Avignon - Entretien / SIMON STONE

IBSEN HUIS

Légende : Simon Stone © Jan Versweyveld

Cloître des célestins / d’après Henrik Ibsen / texte et mes SIMON STONE

Acteur, metteur en scène et auteur australien, Simon Stone s’est fait connaître du public français avec Thyestes en 2015 à Nanterre- Amandiers et Medea en juin 2017 au Théâtre de l’Odéon. Son approche privilégie l’adaptation contemporaine des classiques et un travail de chef de troupe. Sa première création à Avignon est une réécriture de plusieurs pièces d’Ibsen autour du thème de la maison, façon d’explorer les problématiques liées à la famille, ses crises et ses blessures.

En quoi la maison est-elle centrale chez Ibsen ?

Simon Stone : Ibsen est le premier à avoir placé un intérieur petit-bourgeois sur la scène : le banal décor de la vie quotidienne accède au rang des plus grandes tragédies. Jusqu’alors, il avait écrit des drames qui se déroulaient sur des champs de batailles, ses personnages principaux étaient des personnages mythologiques, des rois ou des princesses. Son théâtre a ensuite connu une grande révolution qui l’a amené à se focaliser sur des personnages de la classe moyenne. Pour moi, c’est merveilleux de transformer ces pièces pour les déployer dans une grande saga familiale qui irait de 1964 à 2017.

« J’utilise les thèmes et les motifs d’Ibsen pour écrire une pièce qui reflète la société d’aujourd’hui.»

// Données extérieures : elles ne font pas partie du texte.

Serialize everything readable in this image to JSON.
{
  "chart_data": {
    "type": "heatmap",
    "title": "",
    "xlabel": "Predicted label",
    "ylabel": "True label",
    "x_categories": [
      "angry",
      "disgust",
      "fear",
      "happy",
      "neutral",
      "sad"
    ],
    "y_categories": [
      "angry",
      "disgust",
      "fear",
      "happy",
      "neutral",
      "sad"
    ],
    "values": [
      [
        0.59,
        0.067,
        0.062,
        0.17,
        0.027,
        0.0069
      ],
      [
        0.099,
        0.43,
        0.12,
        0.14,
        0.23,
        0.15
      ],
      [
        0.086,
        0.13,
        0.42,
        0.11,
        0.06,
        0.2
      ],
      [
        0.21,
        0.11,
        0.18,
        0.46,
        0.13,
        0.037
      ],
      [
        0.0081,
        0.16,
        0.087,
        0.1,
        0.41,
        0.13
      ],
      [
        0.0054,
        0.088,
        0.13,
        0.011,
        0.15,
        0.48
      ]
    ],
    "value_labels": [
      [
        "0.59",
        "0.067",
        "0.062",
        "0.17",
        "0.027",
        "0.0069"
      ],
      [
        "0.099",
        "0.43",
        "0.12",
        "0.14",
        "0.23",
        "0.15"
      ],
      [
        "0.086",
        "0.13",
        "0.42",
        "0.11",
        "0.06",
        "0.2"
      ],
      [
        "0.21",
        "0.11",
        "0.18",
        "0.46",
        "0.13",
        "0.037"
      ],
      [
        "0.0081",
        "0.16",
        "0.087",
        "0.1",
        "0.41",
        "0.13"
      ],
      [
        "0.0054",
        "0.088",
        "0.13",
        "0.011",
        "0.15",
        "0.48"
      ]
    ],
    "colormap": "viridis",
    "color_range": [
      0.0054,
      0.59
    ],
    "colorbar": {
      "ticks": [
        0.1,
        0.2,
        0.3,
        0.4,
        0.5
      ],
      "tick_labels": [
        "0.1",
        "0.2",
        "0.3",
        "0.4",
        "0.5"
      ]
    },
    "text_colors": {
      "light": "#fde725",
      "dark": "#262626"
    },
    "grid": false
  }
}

Pourquoi ne pas avoir utilisé une pièce existante comme La Maison de poupée ?

S. S. : Il est probable que le public reconnaîtra des pièces, des scènes ou des personnages, mais j’ai écrit une pièce complètement nouvelle. La question est plutôt : comment perpétuer la tradition d’Ibsen en montrant la vie quotidienne d’une famille ? Ses pièces précisent toujours qu’elles se passent maintenant, au présent. Si aujourd’hui vous les représentez dans l’époque d’alors, cela ne correspond plus à ce qu’il souhaitait, dans le sens où la société n’est plus la même. Ce serait en faire une pièce de musée.J’utilise les thèmes et les motifs d’Ibsen pour écrire une pièce qui reflète la société d’aujourd’hui, un peu comme il le ferait s’il était toujours vivant.

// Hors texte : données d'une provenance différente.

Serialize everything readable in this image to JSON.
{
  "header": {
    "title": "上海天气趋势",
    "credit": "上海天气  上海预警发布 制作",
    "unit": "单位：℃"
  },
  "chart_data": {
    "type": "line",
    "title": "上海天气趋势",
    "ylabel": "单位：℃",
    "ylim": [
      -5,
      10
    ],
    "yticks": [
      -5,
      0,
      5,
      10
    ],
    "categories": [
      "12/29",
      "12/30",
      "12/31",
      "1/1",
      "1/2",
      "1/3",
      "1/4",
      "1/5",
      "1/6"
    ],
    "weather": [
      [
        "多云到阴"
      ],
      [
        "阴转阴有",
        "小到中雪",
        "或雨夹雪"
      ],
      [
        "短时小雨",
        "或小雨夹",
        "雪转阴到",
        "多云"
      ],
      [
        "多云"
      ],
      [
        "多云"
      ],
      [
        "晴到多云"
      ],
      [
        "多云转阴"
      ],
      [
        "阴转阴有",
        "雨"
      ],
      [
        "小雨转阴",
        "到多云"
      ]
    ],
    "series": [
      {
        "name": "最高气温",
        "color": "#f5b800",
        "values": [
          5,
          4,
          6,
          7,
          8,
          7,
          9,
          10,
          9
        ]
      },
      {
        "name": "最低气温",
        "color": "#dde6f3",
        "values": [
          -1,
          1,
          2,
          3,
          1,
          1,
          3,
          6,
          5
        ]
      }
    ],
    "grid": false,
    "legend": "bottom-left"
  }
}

Pourquoi éprouvez-vous le besoin d’adapter les classiques à notre monde contemporain ?

S. S. : Le théâtre est la forme la plus contemporaine et la plus présente de tous les arts : il existe ici et maintenant, et il n’existera plus jamais de la même façon, parce que l’époque et l’énergie du public sont complètement différents. En ce sens, c’est la forme la plus futuriste des arts. Tous les autres arts contiennent quelque chose de figé, comme un tableau peint il y a 400 ans dans lequel vous voyez ce qui a été vu à l’époque. C’est pourquoi il est important pour moi d’abolir les barrières qui peuvent exister pour le public, de manière à lui faire oublier tout ce qui pourrait le distraire, comme le fait que la pièce se passe dans une autre époque ou dans un autre lieu.

Pourquoi ne pas choisir un auteur contemporain ?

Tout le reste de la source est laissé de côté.